Los honorables senadores

Por: Guillermo Linero Montes. Columnista Pares.


El senador Iván Cepeda, ha propuesto un proyecto de ley para eliminar el título de honorables, que se auto conceden los senadores de la república; pues el mentado honor, si acaso ha existido alguna vez, hoy aparece completamente extinguido. En su lugar, el senador propone el rótulo de ciudadanos y ciudadanas.


De primera mano, antes de calificarlo de absurdo –como lo harían quienes piensan en la necesidad de acentuar las jerarquías de poder con diferencias solemnes- o antes de calificarlo de baladí –como lo harían quienes ven con malestar la falta de legislación sobre temas urgentes, referidos no a la equidad de trato, sino a la equidad económica- hay que reconocer que dicho proyecto de ley busca una enmienda a lo que, en la esencia de una limpia democracia, constituye una aberración.

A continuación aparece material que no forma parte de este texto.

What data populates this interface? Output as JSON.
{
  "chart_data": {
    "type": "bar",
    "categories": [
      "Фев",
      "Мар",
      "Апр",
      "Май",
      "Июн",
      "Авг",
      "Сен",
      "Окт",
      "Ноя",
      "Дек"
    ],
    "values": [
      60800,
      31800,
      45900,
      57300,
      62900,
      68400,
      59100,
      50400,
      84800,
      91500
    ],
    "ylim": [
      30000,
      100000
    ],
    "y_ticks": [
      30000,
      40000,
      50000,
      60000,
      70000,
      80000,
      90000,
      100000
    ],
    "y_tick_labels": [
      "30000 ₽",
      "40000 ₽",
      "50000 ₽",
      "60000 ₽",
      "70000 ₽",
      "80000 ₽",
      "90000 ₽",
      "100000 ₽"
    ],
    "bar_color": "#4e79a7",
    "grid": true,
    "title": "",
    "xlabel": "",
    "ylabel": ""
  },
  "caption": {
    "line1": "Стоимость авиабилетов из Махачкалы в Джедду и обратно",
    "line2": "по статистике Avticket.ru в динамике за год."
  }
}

Sin duda es una perfecta anomalía que no haya correspondencia, por ejemplo, entre la conducta de quienes ostentan el título de honorables y las exigencias históricas para merecer la honorabilidad. Porque la razón de ser y el origen del título de honorable, tradicionalmente había sido el reconocimiento público a una persona por sus logros tangibles en pro de su comunidad –logros ya cometidos y acumulados a lo largo de su vida y trayectoria civil- y, especialmente, por sus conocimientos y por su acreditada experiencia en asuntos de la moral, de la ética y, desde luego, del comportamiento cívico.


Pero, bueno, primero debemos respondernos qué entendemos por honorables y a quiénes podemos nombrar así. En efecto, siendo fieles al orden de las acepciones gramaticales, la palabra honorable refiere estrictamente la calidad de honrado, y de la honradez deriva el merecimiento de un trato social respetuoso.